Zuletzt aktualisiert am 15.11.2008, Gabriele Kraft, Diakonisches Werk für die Evangelische Landeskirche Baden e.V.
15.11.2008

Arbeitslosengeld ist bei Streitwertberechnung zu berücksichtigen - OLG Frankfurt vom 28. Juni 2007, Az. 6 WF 88/07

Unabhängig von der Zweckbestimmung beeinflussen Sozialleistungen die wirtschaftlichen Verhältnisse der Parteien.

Für die wirtschaftliche Situation der Parteien ist es unerheblich, aus welchen Quellen das bezogene Einkommen kommt.

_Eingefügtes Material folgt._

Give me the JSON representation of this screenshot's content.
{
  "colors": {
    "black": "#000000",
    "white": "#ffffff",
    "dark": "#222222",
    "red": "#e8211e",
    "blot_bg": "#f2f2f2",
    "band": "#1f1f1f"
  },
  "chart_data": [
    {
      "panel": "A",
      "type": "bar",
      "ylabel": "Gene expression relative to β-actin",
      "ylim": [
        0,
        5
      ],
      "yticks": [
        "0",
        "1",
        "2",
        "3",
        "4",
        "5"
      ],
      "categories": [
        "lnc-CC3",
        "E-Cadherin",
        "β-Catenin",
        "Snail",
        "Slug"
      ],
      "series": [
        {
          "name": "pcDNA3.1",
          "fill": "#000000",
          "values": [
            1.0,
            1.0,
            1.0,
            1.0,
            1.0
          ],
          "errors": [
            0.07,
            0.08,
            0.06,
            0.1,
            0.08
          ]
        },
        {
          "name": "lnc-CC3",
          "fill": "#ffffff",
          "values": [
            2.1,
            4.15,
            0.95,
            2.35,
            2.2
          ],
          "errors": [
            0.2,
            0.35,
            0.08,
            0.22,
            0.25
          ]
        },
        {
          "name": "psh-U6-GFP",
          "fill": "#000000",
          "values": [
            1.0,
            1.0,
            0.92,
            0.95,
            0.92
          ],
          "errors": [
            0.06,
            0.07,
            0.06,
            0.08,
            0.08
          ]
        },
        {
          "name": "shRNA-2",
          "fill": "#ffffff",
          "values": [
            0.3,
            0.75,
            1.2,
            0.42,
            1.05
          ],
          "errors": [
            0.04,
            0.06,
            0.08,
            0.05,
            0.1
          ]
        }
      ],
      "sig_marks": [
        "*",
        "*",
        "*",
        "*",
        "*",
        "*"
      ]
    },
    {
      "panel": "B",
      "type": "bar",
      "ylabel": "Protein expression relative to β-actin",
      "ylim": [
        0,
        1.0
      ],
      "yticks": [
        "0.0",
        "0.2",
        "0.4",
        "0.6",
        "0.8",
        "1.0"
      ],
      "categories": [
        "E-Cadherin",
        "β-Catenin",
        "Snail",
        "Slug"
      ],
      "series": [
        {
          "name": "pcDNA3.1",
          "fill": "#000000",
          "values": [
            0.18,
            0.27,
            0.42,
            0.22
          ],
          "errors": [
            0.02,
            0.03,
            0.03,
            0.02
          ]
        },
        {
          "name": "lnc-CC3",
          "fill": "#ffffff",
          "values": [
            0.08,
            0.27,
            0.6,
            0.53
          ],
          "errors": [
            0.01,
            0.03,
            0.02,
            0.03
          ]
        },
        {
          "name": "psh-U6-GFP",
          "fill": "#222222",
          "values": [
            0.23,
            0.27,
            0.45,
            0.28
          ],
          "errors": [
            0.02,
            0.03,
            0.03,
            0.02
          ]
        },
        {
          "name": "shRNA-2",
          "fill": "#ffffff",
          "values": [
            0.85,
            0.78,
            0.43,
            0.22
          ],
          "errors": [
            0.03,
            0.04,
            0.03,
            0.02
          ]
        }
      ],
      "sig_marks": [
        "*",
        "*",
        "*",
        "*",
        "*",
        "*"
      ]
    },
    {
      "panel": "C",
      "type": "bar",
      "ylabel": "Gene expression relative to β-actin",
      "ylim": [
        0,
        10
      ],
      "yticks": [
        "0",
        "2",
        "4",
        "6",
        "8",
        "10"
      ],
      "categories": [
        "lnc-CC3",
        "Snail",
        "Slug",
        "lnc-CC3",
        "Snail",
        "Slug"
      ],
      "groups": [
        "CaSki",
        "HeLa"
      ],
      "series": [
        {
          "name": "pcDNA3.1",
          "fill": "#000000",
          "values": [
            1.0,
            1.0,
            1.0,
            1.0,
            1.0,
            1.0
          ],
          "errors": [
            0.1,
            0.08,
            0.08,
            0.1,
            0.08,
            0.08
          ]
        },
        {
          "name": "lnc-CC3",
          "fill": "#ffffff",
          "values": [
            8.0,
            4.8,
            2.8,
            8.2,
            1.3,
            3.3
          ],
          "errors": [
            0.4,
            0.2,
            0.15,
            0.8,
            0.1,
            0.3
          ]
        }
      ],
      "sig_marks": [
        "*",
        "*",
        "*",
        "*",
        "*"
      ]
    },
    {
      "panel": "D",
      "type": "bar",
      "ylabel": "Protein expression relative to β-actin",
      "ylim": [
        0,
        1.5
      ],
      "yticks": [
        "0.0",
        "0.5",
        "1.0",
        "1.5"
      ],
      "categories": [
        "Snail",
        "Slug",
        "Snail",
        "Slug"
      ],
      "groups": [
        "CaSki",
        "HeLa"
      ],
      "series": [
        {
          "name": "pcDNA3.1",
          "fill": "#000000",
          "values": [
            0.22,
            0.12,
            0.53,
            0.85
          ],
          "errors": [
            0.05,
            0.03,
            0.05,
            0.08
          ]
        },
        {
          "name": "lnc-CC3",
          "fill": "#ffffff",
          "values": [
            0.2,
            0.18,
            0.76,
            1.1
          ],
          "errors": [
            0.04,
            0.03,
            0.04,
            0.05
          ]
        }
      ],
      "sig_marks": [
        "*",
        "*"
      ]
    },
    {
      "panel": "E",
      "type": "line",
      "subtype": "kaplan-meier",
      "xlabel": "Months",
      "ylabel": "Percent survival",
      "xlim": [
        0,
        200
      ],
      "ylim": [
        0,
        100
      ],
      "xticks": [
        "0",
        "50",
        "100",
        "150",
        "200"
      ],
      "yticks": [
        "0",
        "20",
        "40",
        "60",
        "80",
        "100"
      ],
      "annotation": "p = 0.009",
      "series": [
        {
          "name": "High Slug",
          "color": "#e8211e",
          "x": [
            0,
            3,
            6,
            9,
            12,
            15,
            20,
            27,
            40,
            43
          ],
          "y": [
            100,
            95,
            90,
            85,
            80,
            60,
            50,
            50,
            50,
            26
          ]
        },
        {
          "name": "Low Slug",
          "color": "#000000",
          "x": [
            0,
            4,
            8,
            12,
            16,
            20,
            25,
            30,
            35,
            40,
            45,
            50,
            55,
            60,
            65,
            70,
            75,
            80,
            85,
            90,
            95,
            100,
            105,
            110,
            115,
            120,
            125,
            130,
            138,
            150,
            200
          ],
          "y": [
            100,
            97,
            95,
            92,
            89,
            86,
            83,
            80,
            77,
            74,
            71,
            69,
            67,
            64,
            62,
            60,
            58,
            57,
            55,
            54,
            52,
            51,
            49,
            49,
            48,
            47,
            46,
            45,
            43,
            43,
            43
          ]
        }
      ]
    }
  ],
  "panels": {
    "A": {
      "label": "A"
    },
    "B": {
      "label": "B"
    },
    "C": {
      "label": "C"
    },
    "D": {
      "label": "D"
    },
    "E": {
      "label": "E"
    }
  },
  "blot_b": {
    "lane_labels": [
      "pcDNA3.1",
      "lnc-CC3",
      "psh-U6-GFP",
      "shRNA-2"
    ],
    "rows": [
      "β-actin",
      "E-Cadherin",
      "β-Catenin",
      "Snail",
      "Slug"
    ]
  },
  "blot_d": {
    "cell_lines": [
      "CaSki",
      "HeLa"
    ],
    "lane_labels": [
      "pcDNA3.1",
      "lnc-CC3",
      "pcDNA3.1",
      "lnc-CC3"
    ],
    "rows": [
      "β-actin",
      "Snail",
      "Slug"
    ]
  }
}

Ob ein Arbeitnehmer im Niedriglohnbereich heute ein Einkommen hat, das gerade dem Existenzminimum entspricht oder ob er arbeitslos ist und einen entsprechenden Betrag als Sozialleistung erhält, sei es nach SGB II oder nach SGB XII, ist für seine wirtschaftliche Situation unerheblich.

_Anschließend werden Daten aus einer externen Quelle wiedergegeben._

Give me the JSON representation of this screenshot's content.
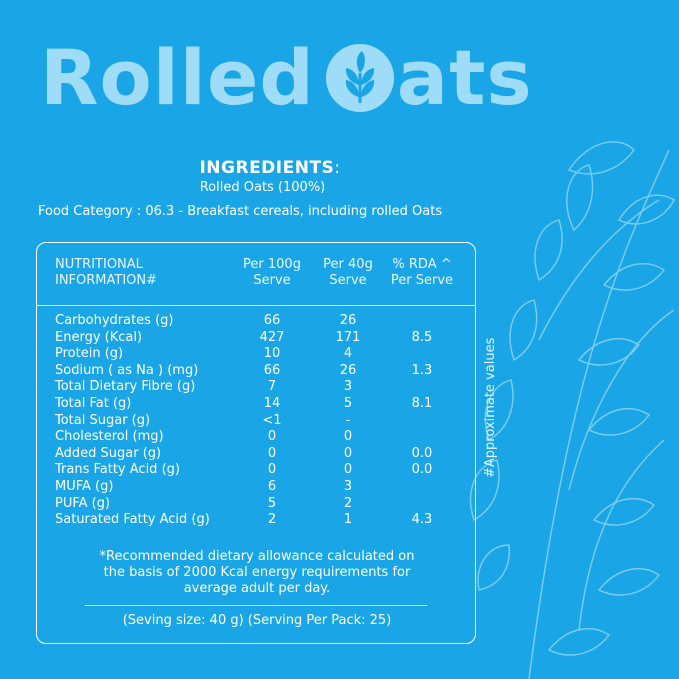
{
  "title": {
    "prefix": "Rolled ",
    "suffix": "ats"
  },
  "ingredients": {
    "heading": "INGREDIENTS",
    "colon": ":",
    "value": "Rolled Oats  (100%)"
  },
  "food_category": "Food Category : 06.3 - Breakfast cereals, including rolled Oats",
  "table": {
    "headers": {
      "nutritional_line1": "NUTRITIONAL",
      "nutritional_line2": "INFORMATION#",
      "per100_line1": "Per 100g",
      "per100_line2": "Serve",
      "per40_line1": "Per 40g",
      "per40_line2": "Serve",
      "rda_line1": "% RDA ^",
      "rda_line2": "Per Serve"
    },
    "rows": [
      {
        "name": "Carbohydrates (g)",
        "per100": "66",
        "per40": "26",
        "rda": ""
      },
      {
        "name": "Energy (Kcal)",
        "per100": "427",
        "per40": "171",
        "rda": "8.5"
      },
      {
        "name": "Protein (g)",
        "per100": "10",
        "per40": "4",
        "rda": ""
      },
      {
        "name": "Sodium ( as Na ) (mg)",
        "per100": "66",
        "per40": "26",
        "rda": "1.3"
      },
      {
        "name": "Total Dietary Fibre (g)",
        "per100": "7",
        "per40": "3",
        "rda": ""
      },
      {
        "name": "Total Fat (g)",
        "per100": "14",
        "per40": "5",
        "rda": "8.1"
      },
      {
        "name": "Total Sugar (g)",
        "per100": "<1",
        "per40": "-",
        "rda": ""
      },
      {
        "name": "Cholesterol (mg)",
        "per100": "0",
        "per40": "0",
        "rda": ""
      },
      {
        "name": "Added Sugar (g)",
        "per100": "0",
        "per40": "0",
        "rda": "0.0"
      },
      {
        "name": "Trans Fatty Acid (g)",
        "per100": "0",
        "per40": "0",
        "rda": "0.0"
      },
      {
        "name": "MUFA (g)",
        "per100": "6",
        "per40": "3",
        "rda": ""
      },
      {
        "name": "PUFA (g)",
        "per100": "5",
        "per40": "2",
        "rda": ""
      },
      {
        "name": "Saturated Fatty Acid (g)",
        "per100": "2",
        "per40": "1",
        "rda": "4.3"
      }
    ],
    "footnote_line1": "*Recommended dietary allowance calculated on",
    "footnote_line2": "the basis of 2000 Kcal energy requirements for",
    "footnote_line3": "average adult per day.",
    "serving": "(Seving size: 40 g) (Serving Per Pack: 25)"
  },
  "side_note": "#Approximate values",
  "colors": {
    "background": "#1aa6e6",
    "title": "#9fdcf8",
    "text": "#ffffff"
  },
  "icons": [
    "leaf-o-logo-icon",
    "oat-plant-illustration"
  ]
}
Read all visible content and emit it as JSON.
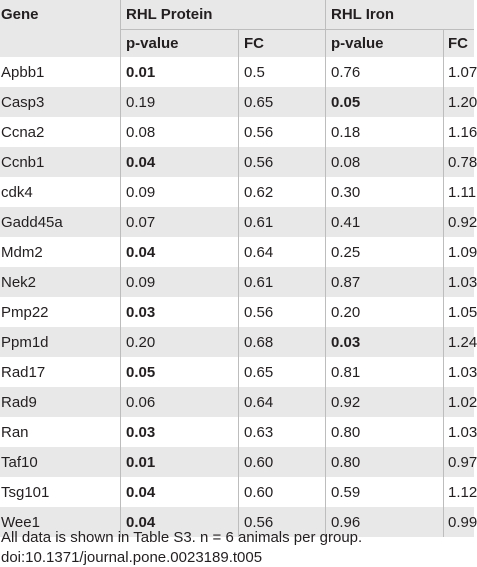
{
  "table": {
    "header": {
      "gene": "Gene",
      "group1": "RHL Protein",
      "group2": "RHL Iron",
      "pvalue": "p-value",
      "fc": "FC"
    },
    "rows": [
      {
        "gene": "Apbb1",
        "protein_p": "0.01",
        "protein_p_bold": true,
        "protein_fc": "0.5",
        "iron_p": "0.76",
        "iron_p_bold": false,
        "iron_fc": "1.07"
      },
      {
        "gene": "Casp3",
        "protein_p": "0.19",
        "protein_p_bold": false,
        "protein_fc": "0.65",
        "iron_p": "0.05",
        "iron_p_bold": true,
        "iron_fc": "1.20"
      },
      {
        "gene": "Ccna2",
        "protein_p": "0.08",
        "protein_p_bold": false,
        "protein_fc": "0.56",
        "iron_p": "0.18",
        "iron_p_bold": false,
        "iron_fc": "1.16"
      },
      {
        "gene": "Ccnb1",
        "protein_p": "0.04",
        "protein_p_bold": true,
        "protein_fc": "0.56",
        "iron_p": "0.08",
        "iron_p_bold": false,
        "iron_fc": "0.78"
      },
      {
        "gene": "cdk4",
        "protein_p": "0.09",
        "protein_p_bold": false,
        "protein_fc": "0.62",
        "iron_p": "0.30",
        "iron_p_bold": false,
        "iron_fc": "1.11"
      },
      {
        "gene": "Gadd45a",
        "protein_p": "0.07",
        "protein_p_bold": false,
        "protein_fc": "0.61",
        "iron_p": "0.41",
        "iron_p_bold": false,
        "iron_fc": "0.92"
      },
      {
        "gene": "Mdm2",
        "protein_p": "0.04",
        "protein_p_bold": true,
        "protein_fc": "0.64",
        "iron_p": "0.25",
        "iron_p_bold": false,
        "iron_fc": "1.09"
      },
      {
        "gene": "Nek2",
        "protein_p": "0.09",
        "protein_p_bold": false,
        "protein_fc": "0.61",
        "iron_p": "0.87",
        "iron_p_bold": false,
        "iron_fc": "1.03"
      },
      {
        "gene": "Pmp22",
        "protein_p": "0.03",
        "protein_p_bold": true,
        "protein_fc": "0.56",
        "iron_p": "0.20",
        "iron_p_bold": false,
        "iron_fc": "1.05"
      },
      {
        "gene": "Ppm1d",
        "protein_p": "0.20",
        "protein_p_bold": false,
        "protein_fc": "0.68",
        "iron_p": "0.03",
        "iron_p_bold": true,
        "iron_fc": "1.24"
      },
      {
        "gene": "Rad17",
        "protein_p": "0.05",
        "protein_p_bold": true,
        "protein_fc": "0.65",
        "iron_p": "0.81",
        "iron_p_bold": false,
        "iron_fc": "1.03"
      },
      {
        "gene": "Rad9",
        "protein_p": "0.06",
        "protein_p_bold": false,
        "protein_fc": "0.64",
        "iron_p": "0.92",
        "iron_p_bold": false,
        "iron_fc": "1.02"
      },
      {
        "gene": "Ran",
        "protein_p": "0.03",
        "protein_p_bold": true,
        "protein_fc": "0.63",
        "iron_p": "0.80",
        "iron_p_bold": false,
        "iron_fc": "1.03"
      },
      {
        "gene": "Taf10",
        "protein_p": "0.01",
        "protein_p_bold": true,
        "protein_fc": "0.60",
        "iron_p": "0.80",
        "iron_p_bold": false,
        "iron_fc": "0.97"
      },
      {
        "gene": "Tsg101",
        "protein_p": "0.04",
        "protein_p_bold": true,
        "protein_fc": "0.60",
        "iron_p": "0.59",
        "iron_p_bold": false,
        "iron_fc": "1.12"
      },
      {
        "gene": "Wee1",
        "protein_p": "0.04",
        "protein_p_bold": true,
        "protein_fc": "0.56",
        "iron_p": "0.96",
        "iron_p_bold": false,
        "iron_fc": "0.99"
      }
    ]
  },
  "footnote": {
    "line1": "All data is shown in Table S3. n = 6 animals per group.",
    "line2": "doi:10.1371/journal.pone.0023189.t005"
  }
}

Ein Unterschied besteht nur dann, wenn Unterhaltsansprüche des Leistungsbeziehers gegen den anderen Ehegatten auf den Leistungsträger übergegangen sind oder übergeleitet worden sind bzw. übergeleitet werden können. In diesem Fall erhöhen diese Leistungen das Gesamteinkommen nicht, weil der andere Ehegatte aufgrund des übergegangenen Unterhaltsanspruchs diese Leistungen erstatten muss, mit der Folge, dass sich sein Einkommen schmälert.

Ein solcher Fall liegt hier indessen nicht vor. Beide Parteien sind ersichtlich nicht in der Lage dem anderen Unterhalt zu zahlen, so dass ein Übergang von Ansprüchen auf die Träger der Sozialleistungen ausgeschlossen ist.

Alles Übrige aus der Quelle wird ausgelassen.